Are the days of hiding assets overseas still a working strategy to avoid UK tax?
HMRC have recently warned taxpayers that they could face penalties if they fail to declare their income on foreign assets before the Requirement to Correct legislation comes into force.
What is the “Requirement to Correct” legislation. Taken literally, it could determine that teachers now have a legal obligation to correct pupils’ homework, or that galleries will be required to ensure that all pictures are hung parallel to the ground? What it actually means is that from 1 October 2018, UK taxpayers will be under a legal obligation to notify HMRC about any offshore tax liabilities relating to UK Income Tax, Capital Gains Tax, or Inheritance Tax.
And beware, from 1 October 2018, the UK will be exchanging information on this topic with more than 100 countries.

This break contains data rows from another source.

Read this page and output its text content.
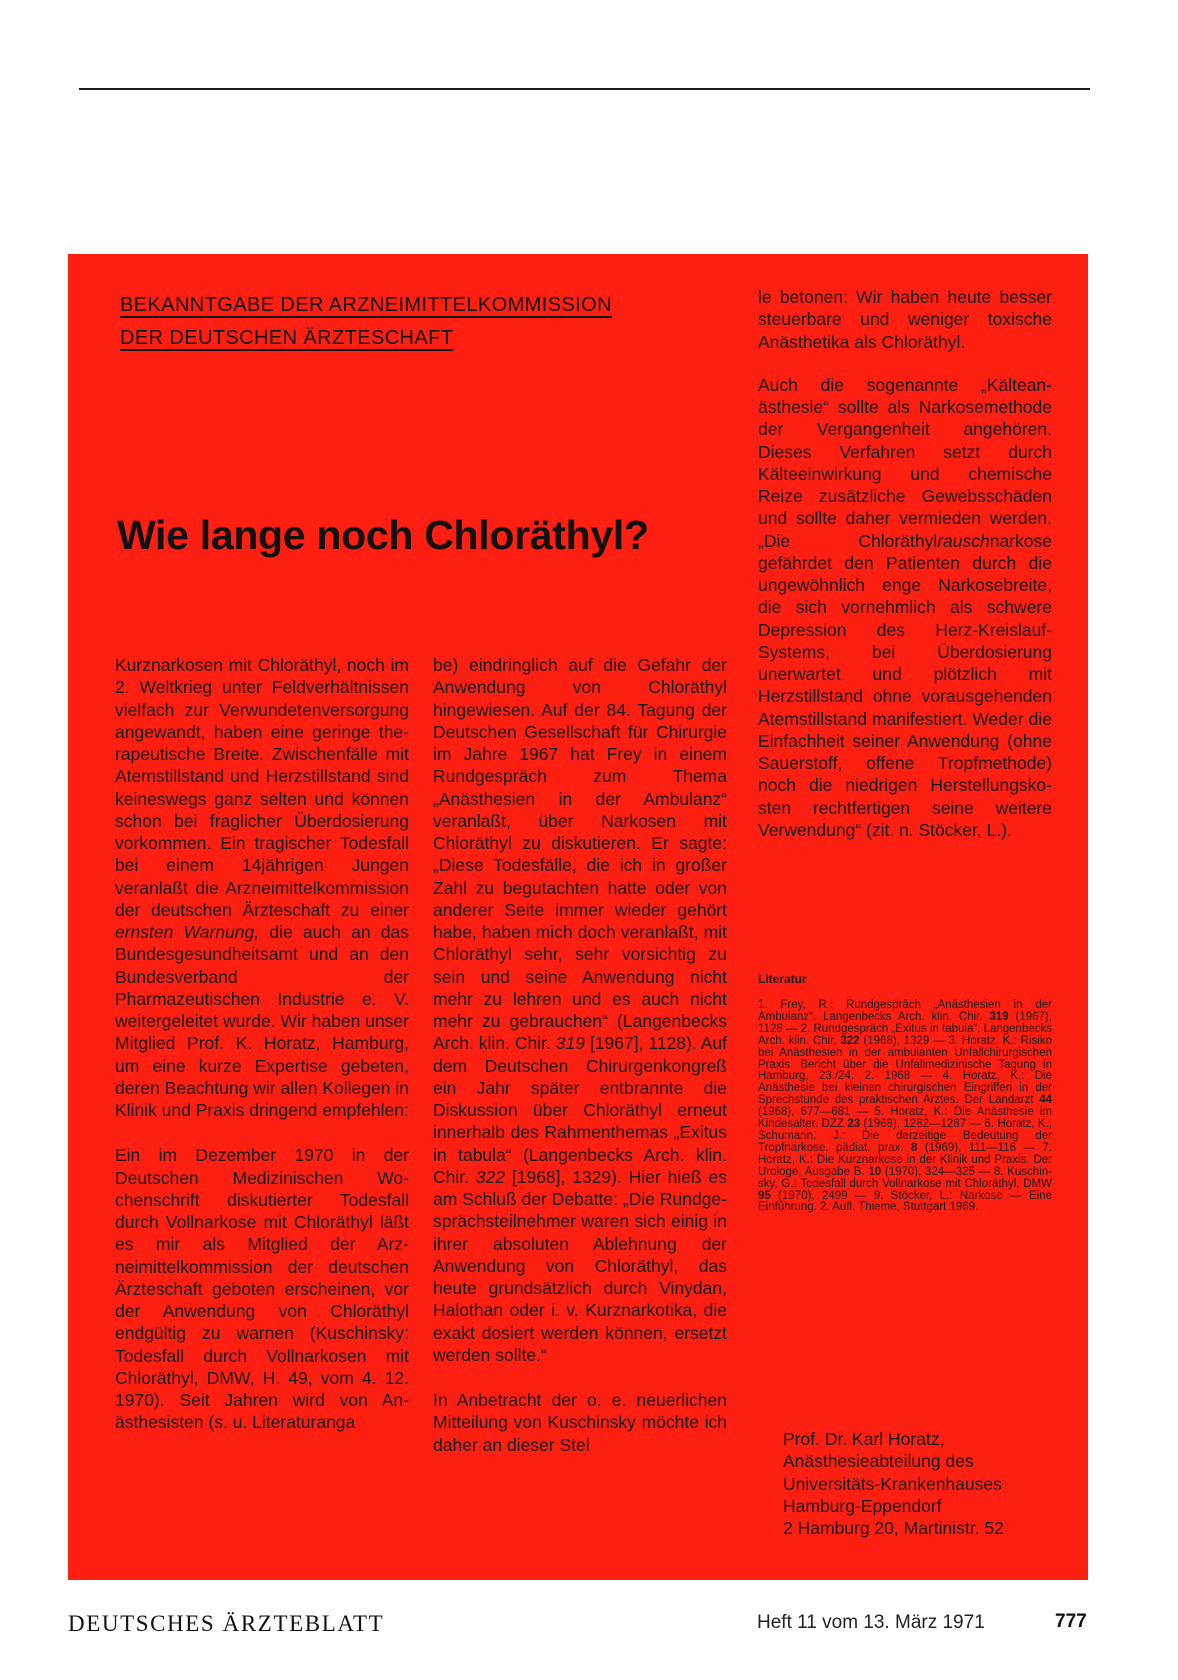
BEKANNTGABE DER ARZNEIMITTELKOMMISSION
DER DEUTSCHEN ÄRZTESCHAFT
Wie lange noch Chloräthyl?

Kurznarkosen mit Chloräthyl, noch im 2. Weltkrieg unter Feldverhältnissen vielfach zur Verwundetenversorgung angewandt, haben eine geringe therapeutische Breite. Zwischenfälle mit Atemstillstand und Herzstillstand sind keineswegs ganz selten und können schon bei fraglicher Überdosierung vorkommen. Ein tragischer Todesfall bei einem 14jährigen Jungen veranlaßt die Arzneimittelkommission der deutschen Ärzteschaft zu einer ernsten Warnung, die auch an das Bundesgesundheitsamt und an den Bundesverband der Pharmazeutischen Industrie e. V. weitergeleitet wurde. Wir haben unser Mitglied Prof. K. Horatz, Hamburg, um eine kurze Expertise gebeten, deren Beachtung wir allen Kollegen in Klinik und Praxis dringend empfehlen:

Ein im Dezember 1970 in der Deutschen Medizinischen Wochenschrift diskutierter Todesfall durch Vollnarkose mit Chloräthyl läßt es mir als Mitglied der Arzneimittelkommission der deutschen Ärzteschaft geboten erscheinen, vor der Anwendung von Chloräthyl endgültig zu warnen (Kuschinsky: Todesfall durch Vollnarkosen mit Chloräthyl, DMW, H. 49, vom 4. 12. 1970). Seit Jahren wird von Anästhesisten (s. u. Literaturanga

be) eindringlich auf die Gefahr der Anwendung von Chloräthyl hingewiesen. Auf der 84. Tagung der Deutschen Gesellschaft für Chirurgie im Jahre 1967 hat Frey in einem Rundgespräch zum Thema „Anästhesien in der Ambulanz“ veranlaßt, über Narkosen mit Chloräthyl zu diskutieren. Er sagte: „Diese Todesfälle, die ich in großer Zahl zu begutachten hatte oder von anderer Seite immer wieder gehört habe, haben mich doch veranlaßt, mit Chloräthyl sehr, sehr vorsichtig zu sein und seine Anwendung nicht mehr zu lehren und es auch nicht mehr zu gebrauchen“ (Langenbecks Arch. klin. Chir. 319 [1967], 1128). Auf dem Deutschen Chirurgenkongreß ein Jahr später entbrannte die Diskussion über Chloräthyl erneut innerhalb des Rahmenthemas „Exitus in tabula“ (Langenbecks Arch. klin. Chir. 322 [1968], 1329). Hier hieß es am Schluß der Debatte: „Die Rundgesprächsteilnehmer waren sich einig in ihrer absoluten Ablehnung der Anwendung von Chloräthyl, das heute grundsätzlich durch Vinydan, Halothan oder i. v. Kurznarkotika, die exakt dosiert werden können, ersetzt werden sollte.“

In Anbetracht der o. e. neuerlichen Mitteilung von Kuschinsky möchte ich daher an dieser Stel

le betonen: Wir haben heute besser steuerbare und weniger toxische Anästhetika als Chloräthyl.

Auch die sogenannte „Kälteanästhesie“ sollte als Narkosemethode der Vergangenheit angehören. Dieses Verfahren setzt durch Kälteeinwirkung und chemische Reize zusätzliche Gewebsschäden und sollte daher vermieden werden. „Die Chloräthylrauschnarkose gefährdet den Patienten durch die ungewöhnlich enge Narkosebreite, die sich vornehmlich als schwere Depression des Herz-Kreislauf-Systems, bei Überdosierung unerwartet und plötzlich mit Herzstillstand ohne vorausgehenden Atemstillstand manifestiert. Weder die Einfachheit seiner Anwendung (ohne Sauerstoff, offene Tropfmethode) noch die niedrigen Herstellungskosten rechtfertigen seine weitere Verwendung“ (zit. n. Stöcker, L.).

Literatur
1. Frey, R.: Rundgespräch „Anästhesien in der Ambulanz“. Langenbecks Arch. klin. Chir. 319 (1967), 1128 — 2. Rundgespräch „Exitus in tabula“. Langenbecks Arch. klin. Chir. 322 (1968), 1329 — 3. Horatz, K.: Risiko bei Anästhesien in der ambulanten Unfallchirurgischen Praxis. Bericht über die Unfallmedizinische Tagung in Hamburg, 23./24. 2. 1968 — 4. Horatz, K.: Die Anästhesie bei kleinen chirurgischen Eingriffen in der Sprechstunde des praktischen Arztes. Der Landarzt 44 (1968), 677—681 — 5. Horatz, K.: Die Anästhesie im Kindesalter. DZZ 23 (1968), 1282—1287 — 6. Horatz, K., Schumann, J.: Die derzeitige Bedeutung der Tropfnarkose. pädiat. prax. 8 (1969), 111—116 — 7. Horatz, K.: Die Kurznarkose in der Klinik und Praxis. Der Urologe, Ausgabe B. 10 (1970), 324—325 — 8. Kuschinsky, G.: Todesfall durch Vollnarkose mit Chloräthyl. DMW 95 (1970), 2499 — 9. Stöcker, L.: Narkose — Eine Einführung. 2. Aufl. Thieme, Stuttgart 1969.
Prof. Dr. Karl Horatz,
Anästhesieabteilung des
Universitäts-Krankenhauses
Hamburg-Eppendorf
2 Hamburg 20, Martinistr. 52
DEUTSCHES ÄRZTEBLATT	Heft 11 vom 13. März 1971	777
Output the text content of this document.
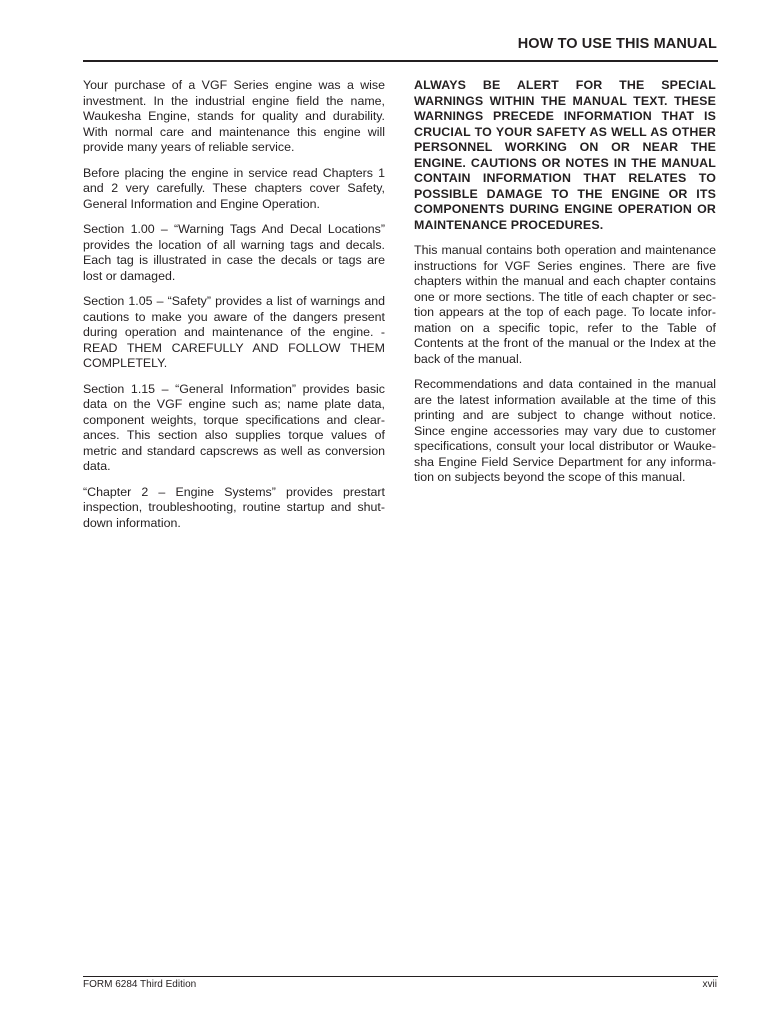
HOW TO USE THIS MANUAL

Your purchase of a VGF Series engine was a wise investment. In the industrial engine field the name, Waukesha Engine, stands for quality and durability. With normal care and maintenance this engine will provide many years of reliable service.

Before placing the engine in service read Chapters 1 and 2 very carefully. These chapters cover Safety, General Information and Engine Operation.

Section 1.00 – “Warning Tags And Decal Locations” provides the location of all warning tags and decals. Each tag is illustrated in case the decals or tags are lost or damaged.

Section 1.05 – “Safety” provides a list of warnings and cautions to make you aware of the dangers present during operation and maintenance of the engine. - READ THEM CAREFULLY AND FOLLOW THEM COMPLETELY.

Section 1.15 – “General Information” provides basic data on the VGF engine such as; name plate data, component weights, torque specifications and clearances. This section also supplies torque values of metric and standard capscrews as well as conversion data.

“Chapter 2 – Engine Systems” provides prestart inspection, troubleshooting, routine startup and shutdown information.

ALWAYS BE ALERT FOR THE SPECIAL WARNINGS WITHIN THE MANUAL TEXT. THESE WARNINGS PRECEDE INFORMATION THAT IS CRUCIAL TO YOUR SAFETY AS WELL AS OTHER PERSONNEL WORKING ON OR NEAR THE ENGINE. CAUTIONS OR NOTES IN THE MANUAL CONTAIN INFORMATION THAT RELATES TO POSSIBLE DAMAGE TO THE ENGINE OR ITS COMPONENTS DURING ENGINE OPERATION OR MAINTENANCE PROCEDURES.

This manual contains both operation and maintenance instructions for VGF Series engines. There are five chapters within the manual and each chapter contains one or more sections. The title of each chapter or section appears at the top of each page. To locate information on a specific topic, refer to the Table of Contents at the front of the manual or the Index at the back of the manual.

Recommendations and data contained in the manual are the latest information available at the time of this printing and are subject to change without notice. Since engine accessories may vary due to customer specifications, consult your local distributor or Waukesha Engine Field Service Department for any information on subjects beyond the scope of this manual.

FORM 6284 Third Edition	xvii
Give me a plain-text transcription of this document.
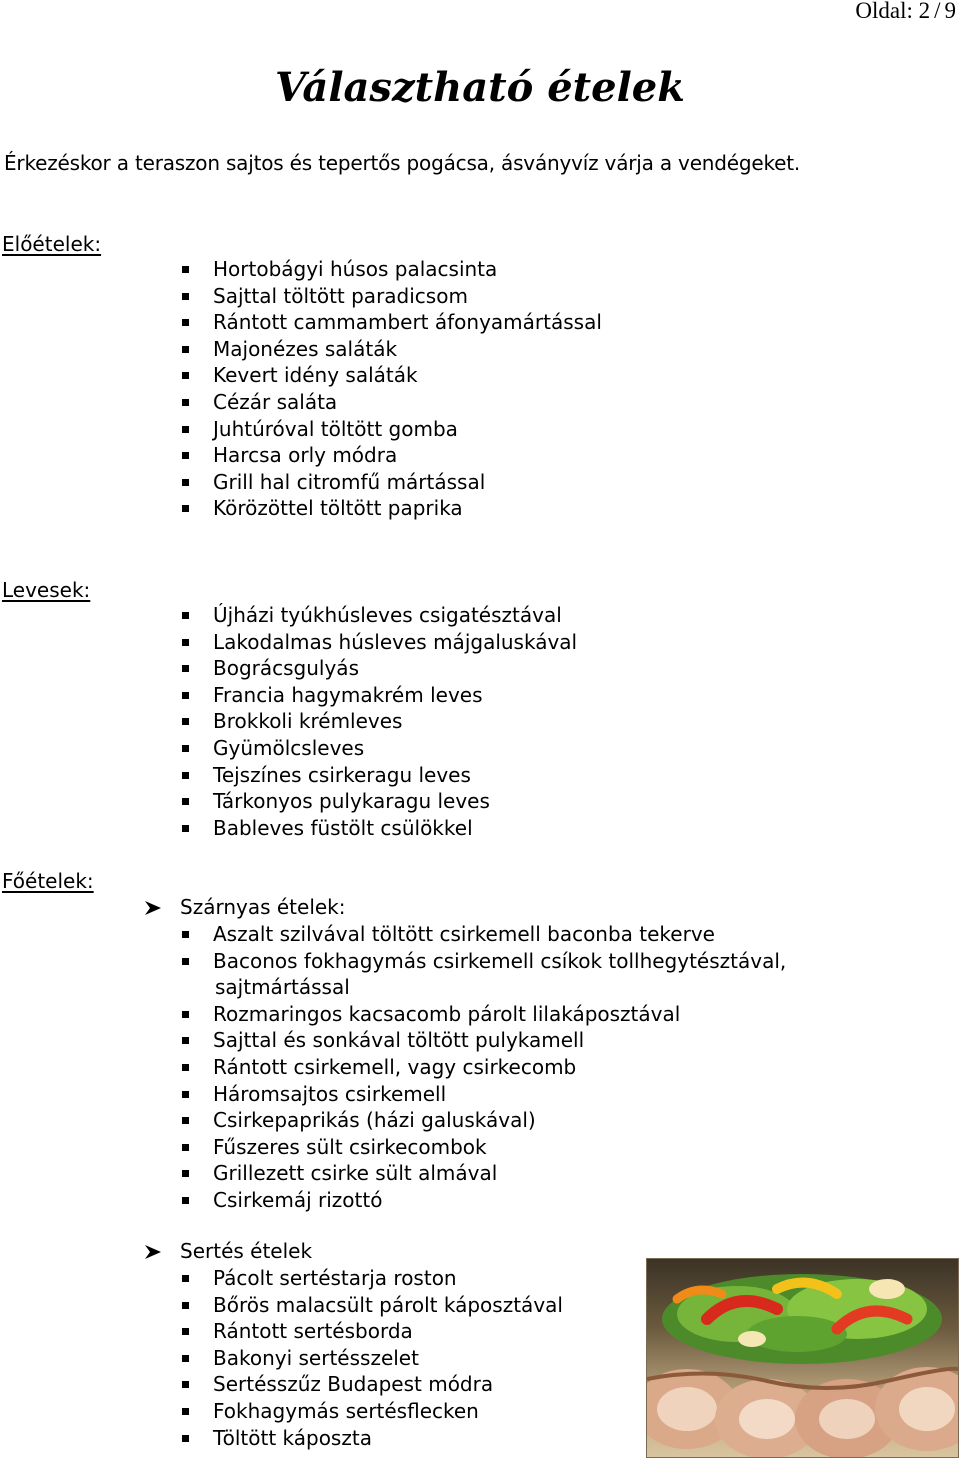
Oldal: 2 / 9
Választható ételek
Érkezéskor a teraszon sajtos és tepertős pogácsa, ásványvíz várja a vendégeket.
Előételek:
Hortobágyi húsos palacsinta
Sajttal töltött paradicsom
Rántott cammambert áfonyamártással
Majonézes saláták
Kevert idény saláták
Cézár saláta
Juhtúróval töltött gomba
Harcsa orly módra
Grill hal citromfű mártással
Körözöttel töltött paprika
Levesek:
Újházi tyúkhúsleves csigatésztával
Lakodalmas húsleves májgaluskával
Bográcsgulyás
Francia hagymakrém leves
Brokkoli krémleves
Gyümölcsleves
Tejszínes csirkeragu leves
Tárkonyos pulykaragu leves
Bableves füstölt csülökkel
Főételek:
Szárnyas ételek:
Aszalt szilvával töltött csirkemell baconba tekerve
Baconos fokhagymás csirkemell csíkok tollhegytésztával,
sajtmártással
Rozmaringos kacsacomb párolt lilakáposztával
Sajttal és sonkával töltött pulykamell
Rántott csirkemell, vagy csirkecomb
Háromsajtos csirkemell
Csirkepaprikás (házi galuskával)
Fűszeres sült csirkecombok
Grillezett csirke sült almával
Csirkemáj rizottó
Sertés ételek
Pácolt sertéstarja roston
Bőrös malacsült párolt káposztával
Rántott sertésborda
Bakonyi sertésszelet
Sertésszűz Budapest módra
Fokhagymás sertésflecken
Töltött káposzta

HMRC says:
From 1 October more than 100 countries, including the UK, will be able to exchange data on financial accounts under the Common Reporting Standard (CRS). CRS data will significantly enhance HMRC’s ability to detect offshore non-compliance and it is in taxpayers’ interests to correct any non-compliance before that data is received.
The most common reasons for declaring offshore tax are in relation to foreign property, investment income and moving money into the UK from abroad. Over 17,000 people have already contacted HMRC to notify the department about tax due from sources of foreign income, such as their holiday homes and overseas properties.
Teachers and gallery owners can breathe a sigh of relief. UK owners of offshore assets that produce income or taxable gains, and that they have not previously declared to HMRC, would be advised to seek professional advice.